After two days of discussions, Kim agreed to a freeze on his nuclear program in return for renewed dialogue with the U.S., leading to further discussions and agreements in October 1994 and June 1995. This framework remained intact until 2002.

The Carter Center returned to North Korea with several NGOs in April 1999 to enhance food security by increasing potato production. They procured 1,000 metric tons of potato seeds and supervised the planting process in May of that year.

Carter himself made a second trip to North Korea in August 2010 to negotiate the release of Aijalon Gomes, an American teacher who had been sentenced to eight years of hard labor for illegal entry into the country after serving seven months.

After two days of discussions, initiated at the invitation of North Korean officials with the approval of the White House, Carter secured Gomes’s release and obtained amnesty from Kim Jong Il, Chairman of the National Defense Commission.

Nobel Peace Prize and Other Awards

The former president was awarded the Nobel Peace Prize on December 10, 2002, for his “tireless efforts to find peaceful resolutions to international conflicts, promote democracy and human rights, and advocate for economic and social development.”

He was also awarded the U.N. Human Rights Prize in December 1998, celebrating the 50th anniversary of the Universal Declaration of Human Rights. In August 1999, he and Rosalynn Carter received the Presidential Medal of Freedom from former President Bill Clinton.

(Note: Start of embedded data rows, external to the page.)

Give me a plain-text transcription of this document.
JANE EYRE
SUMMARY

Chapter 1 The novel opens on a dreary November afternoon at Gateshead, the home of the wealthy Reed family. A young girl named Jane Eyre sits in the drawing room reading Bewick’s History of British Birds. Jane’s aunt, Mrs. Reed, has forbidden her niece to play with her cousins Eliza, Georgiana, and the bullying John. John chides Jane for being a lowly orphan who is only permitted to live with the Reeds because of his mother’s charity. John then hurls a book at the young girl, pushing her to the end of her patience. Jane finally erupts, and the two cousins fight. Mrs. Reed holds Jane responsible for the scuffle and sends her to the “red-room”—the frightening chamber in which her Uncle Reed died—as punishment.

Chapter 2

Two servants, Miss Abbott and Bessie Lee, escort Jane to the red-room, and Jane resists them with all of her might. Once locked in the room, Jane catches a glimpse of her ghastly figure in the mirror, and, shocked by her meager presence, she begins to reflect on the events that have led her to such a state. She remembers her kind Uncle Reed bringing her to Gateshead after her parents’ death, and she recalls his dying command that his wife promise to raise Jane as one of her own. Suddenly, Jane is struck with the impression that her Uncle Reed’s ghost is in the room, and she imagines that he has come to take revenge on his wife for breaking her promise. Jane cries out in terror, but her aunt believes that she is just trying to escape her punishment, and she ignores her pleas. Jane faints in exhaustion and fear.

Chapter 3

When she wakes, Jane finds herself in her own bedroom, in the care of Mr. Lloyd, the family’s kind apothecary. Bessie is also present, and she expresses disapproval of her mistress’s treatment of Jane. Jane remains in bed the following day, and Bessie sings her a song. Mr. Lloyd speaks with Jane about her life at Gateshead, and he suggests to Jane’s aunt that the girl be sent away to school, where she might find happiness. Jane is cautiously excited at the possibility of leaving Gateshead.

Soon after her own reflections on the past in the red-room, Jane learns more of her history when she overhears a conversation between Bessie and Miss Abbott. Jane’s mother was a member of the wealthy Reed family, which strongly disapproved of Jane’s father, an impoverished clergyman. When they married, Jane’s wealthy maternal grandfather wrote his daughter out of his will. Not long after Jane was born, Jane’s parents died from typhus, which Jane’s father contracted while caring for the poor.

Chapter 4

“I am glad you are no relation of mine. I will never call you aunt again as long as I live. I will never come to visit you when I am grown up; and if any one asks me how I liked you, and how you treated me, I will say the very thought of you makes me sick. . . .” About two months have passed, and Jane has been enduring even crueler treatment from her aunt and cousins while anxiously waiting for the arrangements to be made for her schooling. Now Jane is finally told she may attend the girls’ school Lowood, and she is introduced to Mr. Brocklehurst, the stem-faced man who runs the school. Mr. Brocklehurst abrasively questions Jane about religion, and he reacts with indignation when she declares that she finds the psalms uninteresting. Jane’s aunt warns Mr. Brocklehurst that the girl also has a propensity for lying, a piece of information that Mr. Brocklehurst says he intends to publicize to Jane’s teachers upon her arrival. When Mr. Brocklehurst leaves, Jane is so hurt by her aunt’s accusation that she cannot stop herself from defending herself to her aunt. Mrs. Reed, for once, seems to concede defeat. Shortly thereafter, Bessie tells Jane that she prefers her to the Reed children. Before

Carter was named a Pulitzer Prize Finalist in biography for his book, “An Hour Before Daylight: Memories of a Rural Boyhood,” in April 2002 and became a Grammy nominee in December 2014 when his book “A Call To Action” was a runner-up in the best spoken-word album category. Over his career, the former president authored 32 books.

From the fall of 2019 through early 2020, Carter was publicly embraced by Democratic presidential candidates as a party elder, and he and his wife celebrated their 77th wedding anniversary on July 7, 2023.

Rosalynn Carter passed away at the age of 96 on November 19, 2023, and Jimmy Carter died at the age of 100 on December 29, 2024.

The Associated Press contributed to this report.